Nell’ultima pubblicazione disponibile sul sito si dimostra che in una singola area urbana, un incremento del 10% della quota modale del trasporto pubblico locale, può aumentare il PIL di quella città dell’1,5%.
L’Italia (scarica pdf) ospita 28 aree urbane con più di 200mila abitanti: tutte queste aree al 1 gennaio 2011 ospitavano 24,2 milioni di abitanti su un territorio di soli 16mila kmq. Si tratta del 39% della popolazione che vive in appena il 5% della superficie del Paese. Ogni giorno il 5% del territorio genera circa 41,1 milioni di spostamenti: di questi appena 3,7 milioni (meno del 9%) si svolgono con il TPL, il resto avviene con il mezzo proprio. Questi spostamenti che hanno un costo insostenibile per la comunità – costi sanitari, sociali e ambientali – lo stanno diventando anche, nel piccolo, per i cittadini perché la mobilità incide per oltre il 33% sulla spesa media mensile (ISTAT). Se l’obiettivo del pareggio di bilancio impone di individuare e fermare tutte quelle cause che pesano sulla sanità pubblica (inquinamento e incidenti stradali pesano sulla spesa sanitaria per oltre il 40%) gli sforzi richiesti ai cittadini per il risanamento potrebbero rivelarsi insostenibili se la spesa mensile continuerà ad essere governata dal costo del carburante e della mobilità in genere.
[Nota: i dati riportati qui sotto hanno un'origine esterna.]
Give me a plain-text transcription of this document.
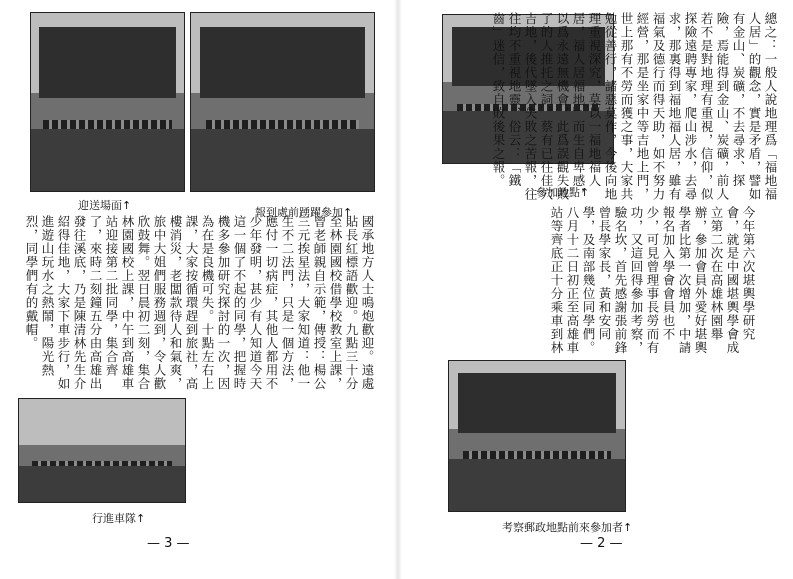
迎送場面↑
報到處前踴躍參加↑
國承地方人士鳴炮歡迎。遠處貼長紅標語歡迎。九點三十分至林園國校借學校教室上課，曾老師親自示範，傳授：楊公三元挨星法，大家知道：他一生不二法門，只是一個方法，應付一切病症，其他人都用不少年發明，甚少有人知道今天這一個了不起的同學，把握時機多參加研究探討的一次，因為在是良機可失。十點左右上課，大家按循環趕到旅社，高樓消災，老闆款待人和氣爽，旅中大姐們服務週到，令人歡欣鼓舞。翌日晨初二刻，集合林園國校上課，中午到高雄車站迎接第二批同學，集合齊了，來時二刻鐘五分由高雄出發往溪底，乃是陳清林先生介紹得佳地，大家下車步行，如進遊山玩水之熱鬧，陽光熱烈，同學們有的戴帽。
行進車隊↑
— 3 —
參加地點↑	總之：一般人說地理爲「福地福人居」的觀念，實是矛盾，譬如有金山、炭礦，不去尋求、探險，焉能得到金山、炭礦，前人若不是對地理有重視，信仰，似探險遠聘專家，爬山涉水，去尋求，那裏得到福地福人居，雖有福氣及德行而得天助，如不努力經營，那是坐家中等吉地上門，世上那有不勞而獲之事，大家共勉從善行，諸惡莫作，今後向地理重視深究，莫以一福地福人居，福人居福地」而生自卑感，以爲永遠無機會，此爲誤觀失敗了的人推托之詞。蔡有已往佳穴吉地，後代墜入失敗之苦報，往往均不重視地靈，俗云：「鐵齒」迷信，致自敗後果之報。
今年第六次堪輿學研究會，就是中國堪輿學會成立第二次在高雄林園舉辦，參加會員外愛好堪輿學者比第一次增加，中請報名加入學會會員也不少，可見曾理事長勞而有功，又這回得參加考察，驗名坎，首先感謝張前鋒曾長學家長，黃和安同學，及南部幾位同學們。八月十二日初正至高雄車站等齊底正十分乘車到林
考察郵政地點前來參加者↑
— 2 —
Realizzare il piano indicato nel nostro progetto per la città di Roma avrebbe un costo di 3,5 miliardi di euro (3 linee di metro, 5 nuove linee di tram e 4 nuove linee suburbane). La realizzazione della linea 4 di Milano, il completamento della linea 5 e la sua estensione sino a Magenta avrebbero un costo di 4 miliardi di euro. La linea 2 di Torino ha un costo di 1,3 miliardi di euro. Il completamento del Piano del Trasporto di Napoli, delle 10 linee, avrebbe un costo di 1,8 miliardi di euro. La metropolitana di Palermo ha un costo di circa 1,3 miliardi. Il completamento della metropolitana di Catania circa 950 milioni. In tutto si avrebbe un costo per eccesso di 12,8 miliardi.
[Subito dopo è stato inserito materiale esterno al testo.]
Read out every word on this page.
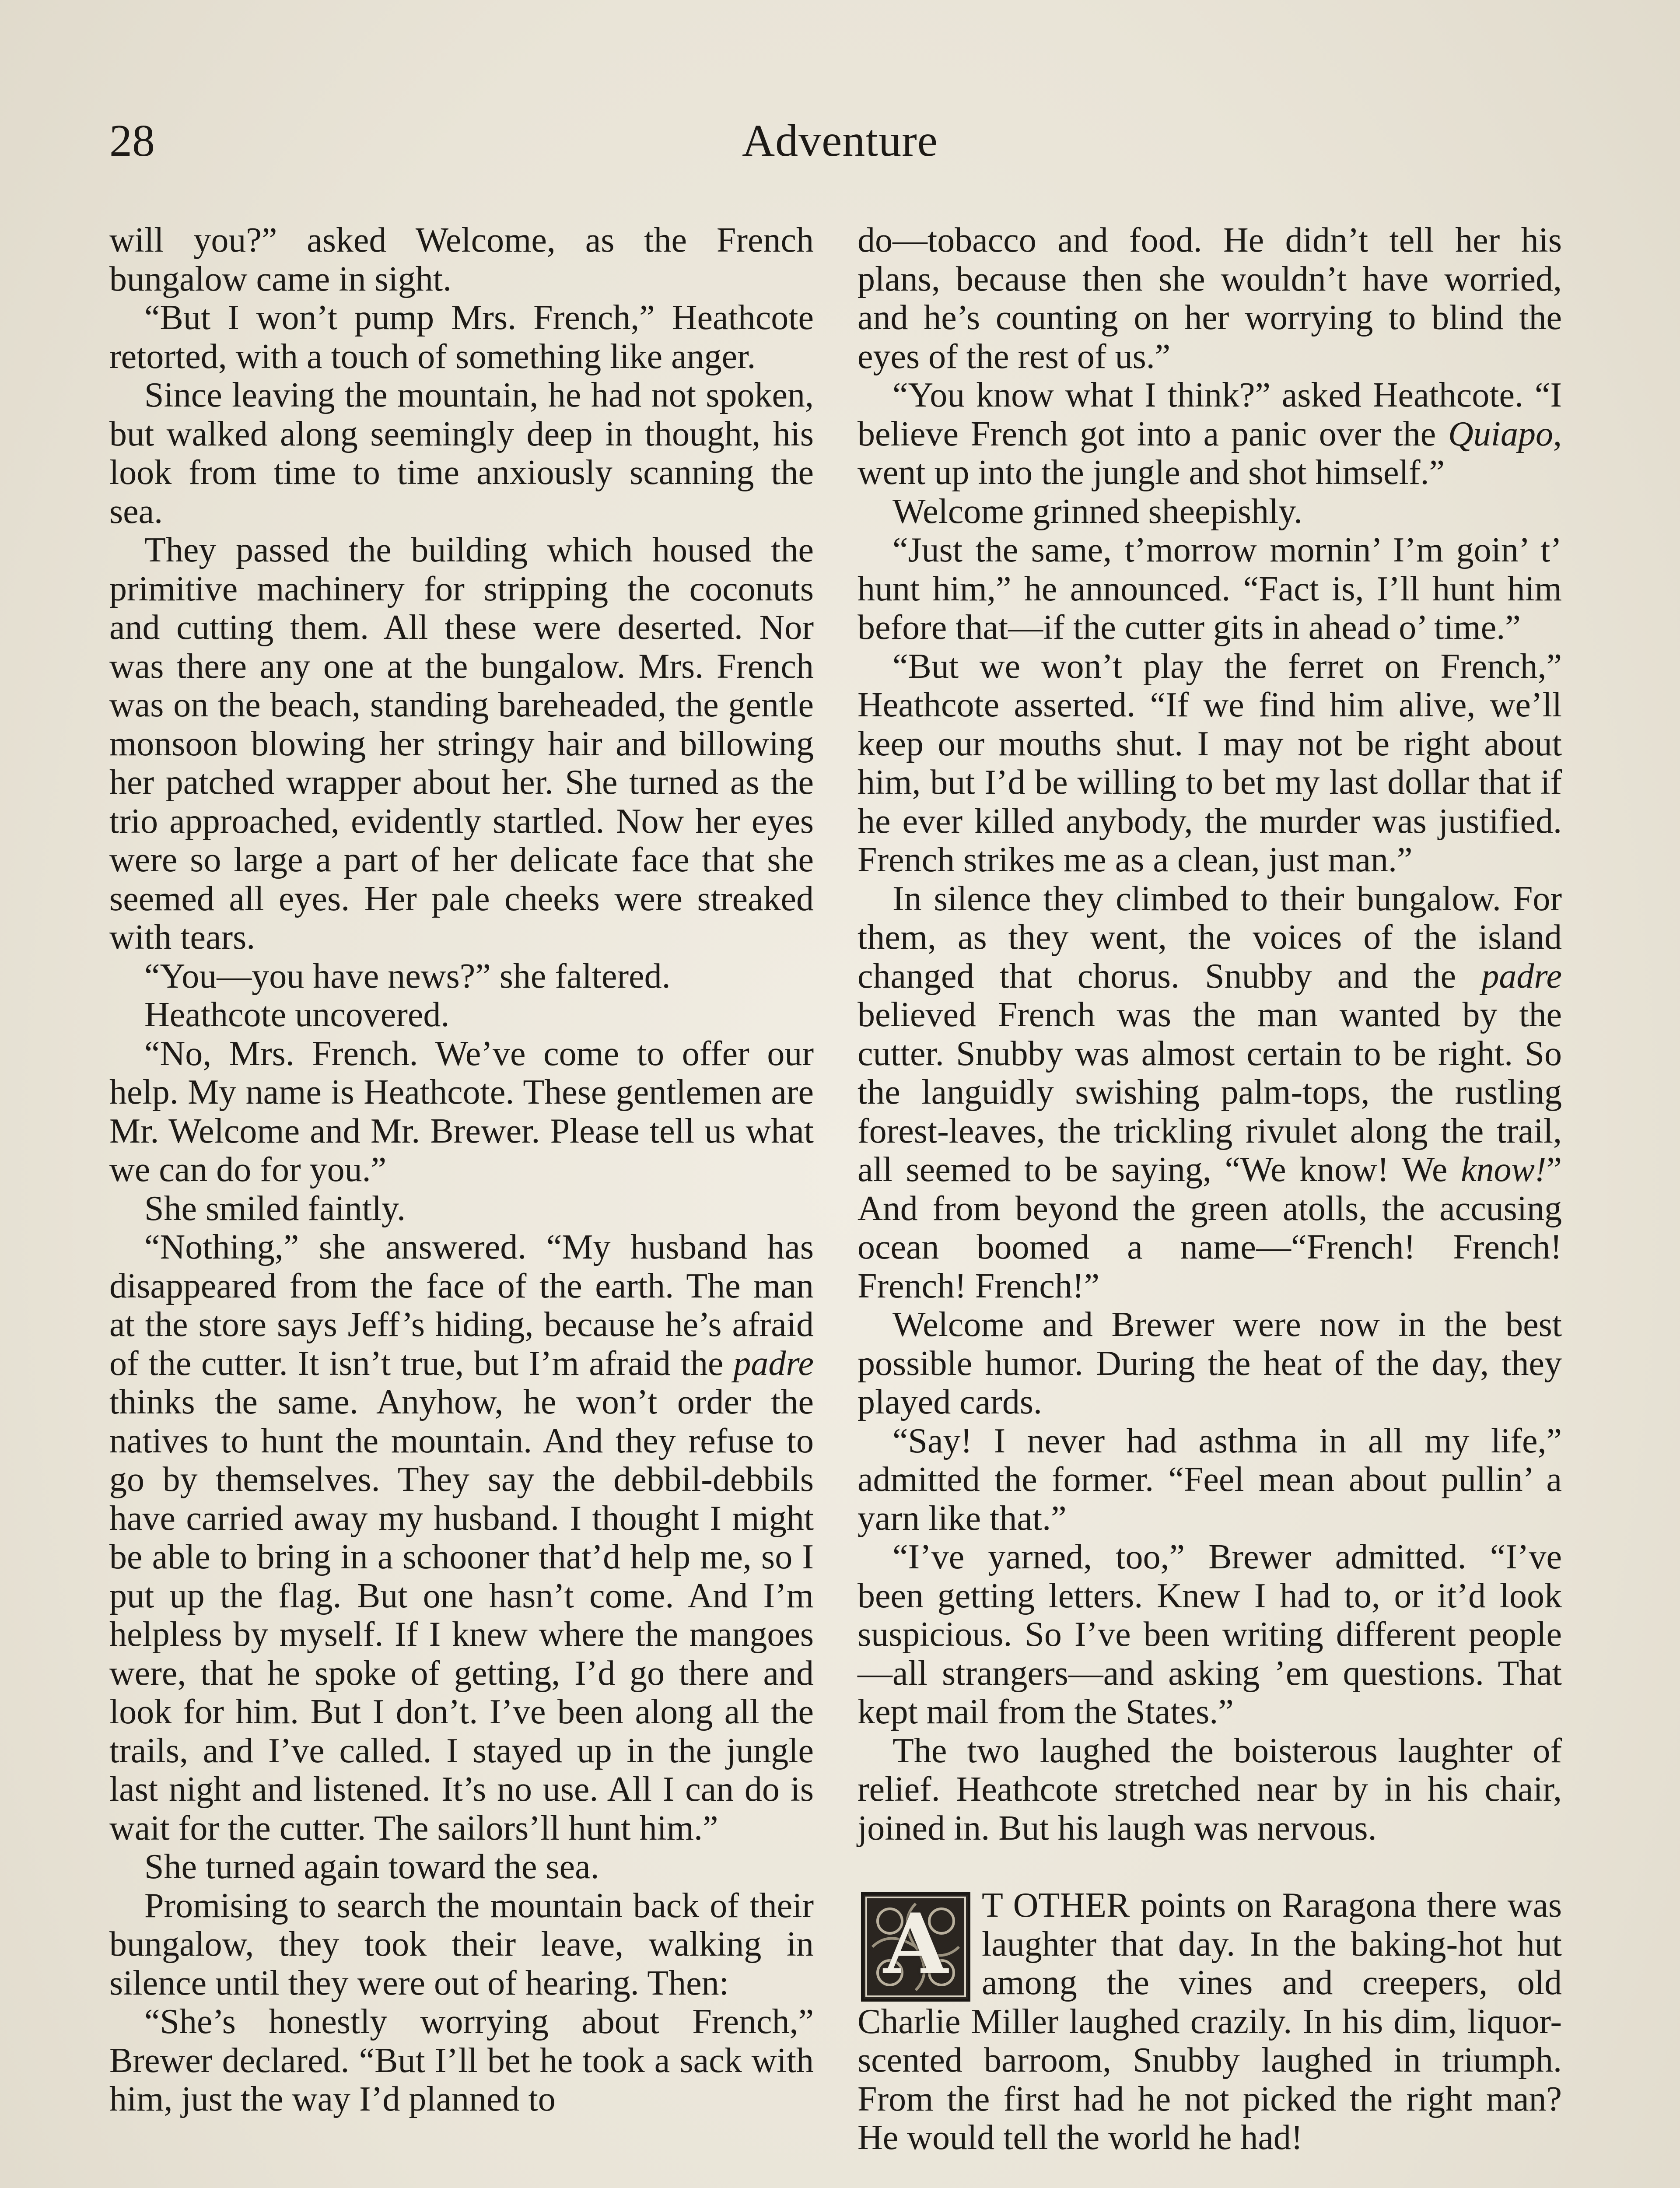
28	Adventure

will you?” asked Welcome, as the French bungalow came in sight.

“But I won’t pump Mrs. French,” Heathcote retorted, with a touch of something like anger.

Since leaving the mountain, he had not spoken, but walked along seemingly deep in thought, his look from time to time anxiously scanning the sea.

They passed the building which housed the primitive machinery for stripping the coconuts and cutting them. All these were deserted. Nor was there any one at the bungalow. Mrs. French was on the beach, standing bareheaded, the gentle monsoon blowing her stringy hair and billowing her patched wrapper about her. She turned as the trio approached, evidently startled. Now her eyes were so large a part of her delicate face that she seemed all eyes. Her pale cheeks were streaked with tears.

“You—you have news?” she faltered.

Heathcote uncovered.

“No, Mrs. French. We’ve come to offer our help. My name is Heathcote. These gentlemen are Mr. Welcome and Mr. Brewer. Please tell us what we can do for you.”

She smiled faintly.

“Nothing,” she answered. “My husband has disappeared from the face of the earth. The man at the store says Jeff’s hiding, because he’s afraid of the cutter. It isn’t true, but I’m afraid the padre thinks the same. Anyhow, he won’t order the natives to hunt the mountain. And they refuse to go by themselves. They say the debbil-debbils have carried away my husband. I thought I might be able to bring in a schooner that’d help me, so I put up the flag. But one hasn’t come. And I’m helpless by myself. If I knew where the mangoes were, that he spoke of getting, I’d go there and look for him. But I don’t. I’ve been along all the trails, and I’ve called. I stayed up in the jungle last night and listened. It’s no use. All I can do is wait for the cutter. The sailors’ll hunt him.”

She turned again toward the sea.

Promising to search the mountain back of their bungalow, they took their leave, walking in silence until they were out of hearing. Then:

“She’s honestly worrying about French,” Brewer declared. “But I’ll bet he took a sack with him, just the way I’d planned to

do—tobacco and food. He didn’t tell her his plans, because then she wouldn’t have worried, and he’s counting on her worrying to blind the eyes of the rest of us.”

“You know what I think?” asked Heathcote. “I believe French got into a panic over the Quiapo, went up into the jungle and shot himself.”

Welcome grinned sheepishly.

“Just the same, t’morrow mornin’ I’m goin’ t’ hunt him,” he announced. “Fact is, I’ll hunt him before that—if the cutter gits in ahead o’ time.”

“But we won’t play the ferret on French,” Heathcote asserted. “If we find him alive, we’ll keep our mouths shut. I may not be right about him, but I’d be willing to bet my last dollar that if he ever killed anybody, the murder was justified. French strikes me as a clean, just man.”

In silence they climbed to their bungalow. For them, as they went, the voices of the island changed that chorus. Snubby and the padre believed French was the man wanted by the cutter. Snubby was almost certain to be right. So the languidly swishing palm-tops, the rustling forest-leaves, the trickling rivulet along the trail, all seemed to be saying, “We know! We know!” And from beyond the green atolls, the accusing ocean boomed a name—“French! French! French! French!”

Welcome and Brewer were now in the best possible humor. During the heat of the day, they played cards.

“Say! I never had asthma in all my life,” admitted the former. “Feel mean about pullin’ a yarn like that.”

“I’ve yarned, too,” Brewer admitted. “I’ve been getting letters. Knew I had to, or it’d look suspicious. So I’ve been writing different people—all strangers—and asking ’em questions. That kept mail from the States.”

The two laughed the boisterous laughter of relief. Heathcote stretched near by in his chair, joined in. But his laugh was nervous.

A T OTHER points on Raragona there was laughter that day. In the baking-hot hut among the vines and creepers, old Charlie Miller laughed crazily. In his dim, liquor-scented barroom, Snubby laughed in triumph. From the first had he not picked the right man? He would tell the world he had!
A 25 milioni al km, si potrebbero completare le reti tranviarie di Bergamo (40 km), Padova (25 km), Venezia (15 km), Firenze (60 km), Napoli (50 km), Cagliari (40 km) e Sassari (12 km). Si potrebbero anche realizzare le rete tranviarie o ferrotranviarie di Genova (25 km), Verona (24 km), Reggio Emilia (14 km), Modena (18 km), Bologna (40 km), Rimini (25 km), Pisa (18 km), Livorno (22 km), Latina (17 km), Foggia (12 km), Bari (30 km), Taranto (11 km) e Catania (27 km). In tutto 490 km circa per 12,2 miliardi.
Metro e tram avrebbero un costo proprio di 25 miliardi di euro al pari del costo effettivo della parte italiana della Torino-Lione.
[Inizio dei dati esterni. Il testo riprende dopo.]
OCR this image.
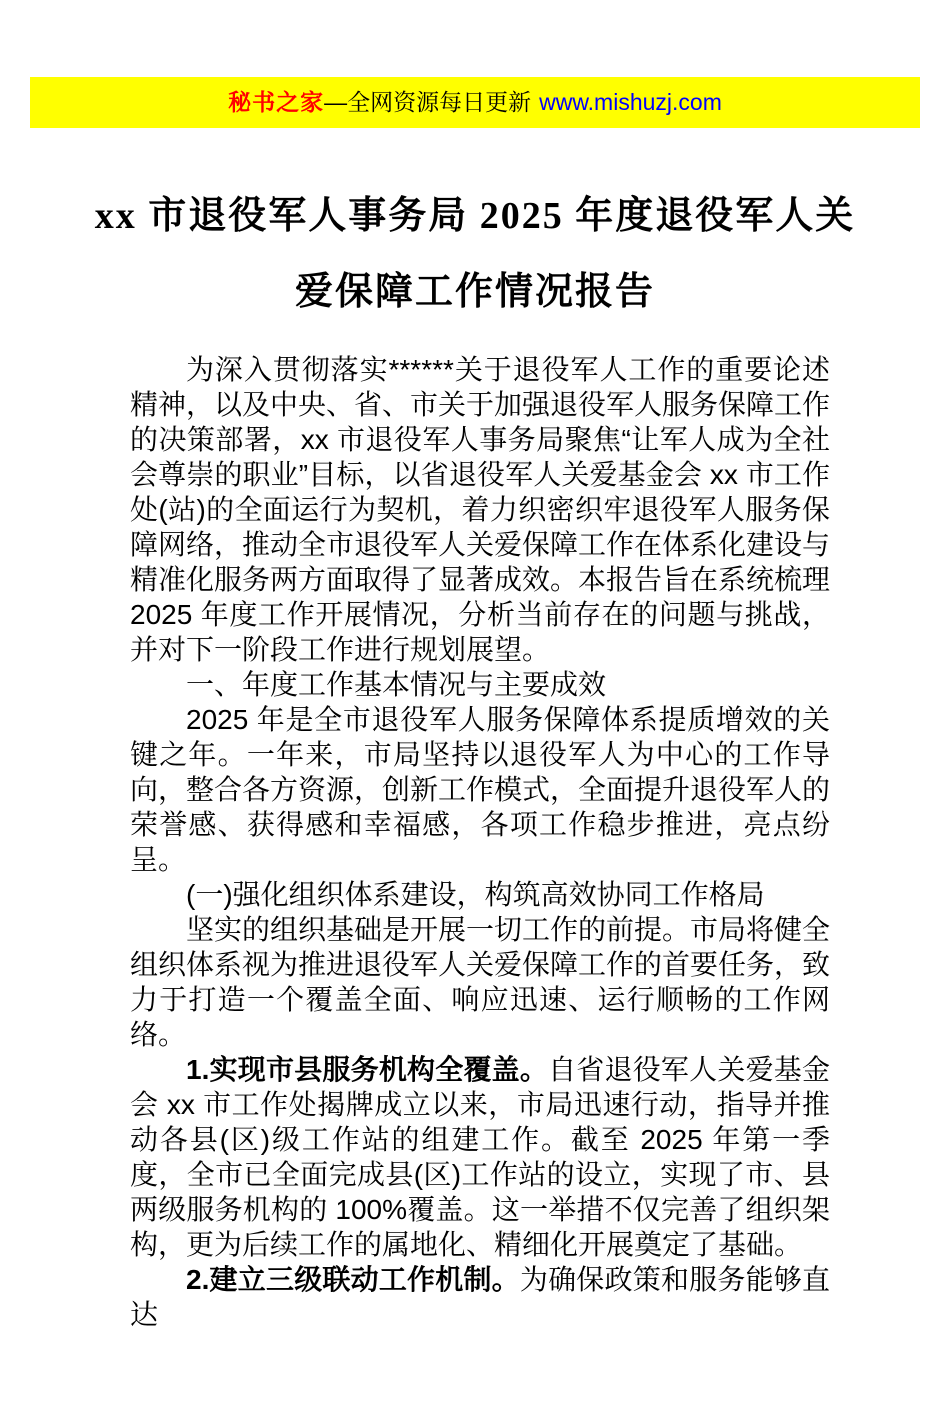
秘书之家 —全网资源每日更新 www.mishuzj.com
xx 市退役军人事务局 2025 年度退役军人关
爱保障工作情况报告

为深入贯彻落实******关于退役军人工作的重要论述精神，以及中央、省、市关于加强退役军人服务保障工作的决策部署，xx 市退役军人事务局聚焦“让军人成为全社会尊崇的职业”目标，以省退役军人关爱基金会 xx 市工作处(站)的全面运行为契机，着力织密织牢退役军人服务保障网络，推动全市退役军人关爱保障工作在体系化建设与精准化服务两方面取得了显著成效。本报告旨在系统梳理 2025 年度工作开展情况，分析当前存在的问题与挑战，并对下一阶段工作进行规划展望。

一、年度工作基本情况与主要成效

2025 年是全市退役军人服务保障体系提质增效的关键之年。一年来，市局坚持以退役军人为中心的工作导向，整合各方资源，创新工作模式，全面提升退役军人的荣誉感、获得感和幸福感，各项工作稳步推进，亮点纷呈。

(一)强化组织体系建设，构筑高效协同工作格局

坚实的组织基础是开展一切工作的前提。市局将健全组织体系视为推进退役军人关爱保障工作的首要任务，致力于打造一个覆盖全面、响应迅速、运行顺畅的工作网络。

1.实现市县服务机构全覆盖。自省退役军人关爱基金会 xx 市工作处揭牌成立以来，市局迅速行动，指导并推动各县(区)级工作站的组建工作。截至 2025 年第一季度，全市已全面完成县(区)工作站的设立，实现了市、县两级服务机构的 100%覆盖。这一举措不仅完善了组织架构，更为后续工作的属地化、精细化开展奠定了基础。

2.建立三级联动工作机制。为确保政策和服务能够直达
Questi 25 miliardi spesi in TPL permetterebbero di costruire infrastrutture capaci di assorbire una domanda pari a 14,5 milioni di ppgiorno (179 km di metro per una domanda di 6,4 milioni di ppgiorno e 543 km di tranvie per 8,1 milioni di ppgiorno). Si tratta di un rateo del 35% sul totale degli spostamenti giornalieri rispetto al misero 9% attuale. Questo aumento, solo in termini di ore-lavoro guadagnate dalla riduzione dei tempi di spostamento e dai costi di viaggio risparmiati, varrebbe il 3% del PIL di quelle aree. Un conto per difetto che non considera nessuna esternalità.
Ma le prime 28 aree urbane del Paese producono oltre l’80% del PIL nazionale. Questo significa che si avrebbe, entro i primi 3 anni di servizio, una produttività annuale pari al 2,0% del PIL nazionale: 2 punti percentuale che fanno 37 miliardi di euro prodotti ogni anno. Un guadagno per il Paese e per le famiglie.
Rimettere il moto in Paese significa far ripartire la crescita. I trasporti internazionali – e non – seguono una semplice logica gravitazionale:se l’Italia riparte tornerà ad attrarre flussi di merci e persone ma se non riparte, non servirà a nulla costruire grandi porte d’accesso perché saranno in pochi ad attraversarle.